In Schlegel v. Wells Fargo Bank NA, the borrowers took out a $157,000 loan in 2009 secured by their home. The loan and deed of trust were assigned to Wells Fargo. There was trouble, they went into default, and filed bankruptcy. Wells Fargo proposed a loan modification which extended the maturity date for the loan, and retained the same interest rate. The bankruptcy court approved the modification, and a bankruptcy discharge was granted. Wells Fargo quickly sent the borrowers a default notice, saying that the loan was in default for failure to make payments – the letter did not take into account the loan modification. The borrowers contacted Wells Fargo, who told them not to worry. The borrowers continued to make payments as per the loan modification. Of course, Wells Fargo continued to claim they were in default and accelerated the loan, and then claimed that there was no modification. The borrowers filed this lawsuit.
One of the claims in the suit was a violation of the federal Equal Credit Opportunity Act. The ECOA which makes it illegal “for any creditor to discriminate against any applicant, with respect to any aspect of a credit transaction…” Applicable in this case, each applicant against whom adverse action is taken is entitled to a statement of reasons for such action from the creditor.”Each applicant against whom adverse action is taken shall be entitled to a statement of reasons for such action from the creditor.” § 15 USC 1691(d)(2). ECOA defines an “adverse action” as a:
“denial or revocation of credit, a change in the terms of an existing credit arrangement, or a refusal to grant credit in substantially the amount or on substantially the terms requested. Such term does not include a refusal to extend additional credit under an existing credit arrangement where the applicant is delinquent or otherwise in default, or where such additional credit would exceed a previously established credit limit.”

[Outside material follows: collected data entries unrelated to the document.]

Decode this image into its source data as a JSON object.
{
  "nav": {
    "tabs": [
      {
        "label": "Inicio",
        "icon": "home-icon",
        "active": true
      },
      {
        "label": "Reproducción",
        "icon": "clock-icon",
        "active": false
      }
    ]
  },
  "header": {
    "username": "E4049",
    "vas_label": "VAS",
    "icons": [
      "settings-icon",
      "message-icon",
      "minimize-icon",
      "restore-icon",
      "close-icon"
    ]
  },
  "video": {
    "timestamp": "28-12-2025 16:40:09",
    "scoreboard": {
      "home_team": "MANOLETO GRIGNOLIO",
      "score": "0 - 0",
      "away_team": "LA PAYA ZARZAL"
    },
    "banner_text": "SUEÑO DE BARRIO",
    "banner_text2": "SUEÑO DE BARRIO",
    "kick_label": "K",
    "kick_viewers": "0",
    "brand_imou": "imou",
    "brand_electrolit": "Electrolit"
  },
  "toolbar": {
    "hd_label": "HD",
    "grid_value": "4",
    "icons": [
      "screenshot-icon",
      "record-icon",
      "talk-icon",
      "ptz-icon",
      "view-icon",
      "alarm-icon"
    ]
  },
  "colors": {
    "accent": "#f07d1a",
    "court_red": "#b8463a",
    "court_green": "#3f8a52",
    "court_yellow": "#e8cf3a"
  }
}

The borrowers claimed that Wells Fargo’s acceleration of the loan (calling the entire balance due) was an adverse action taken without giving the required notice. It revoked credit when it canceled the right to defer payment of the debt. The court agreed- based on Wells Fargo’s non-responsiveness to the borrowers, and acceleration of the debt, the borrowers had made a claim that the bank terminated the loan modification agreement and thereby revoked the borrower’s credit for purposes of the ECOA. Wells Fargo argued that the default notices did not terminate the loan modification agreement, and thus had no binding effect, but the court said forget it. Violating the loan agreement by sending the default notices was an adverse action, and the borrowers were entitled to the required statutory notice.
Violation of the Equal Credit Opportunity Act makes a lender liable for any actual damages sustained by the plaintiff. §1691e. Here, the plaintiffs alleged severe emotional distress, including worsening the effects of post-traumatic stress disorder. Damages are also available if they can prove harm to their reputation for creditworthiness, and for attorney fees if they prevail.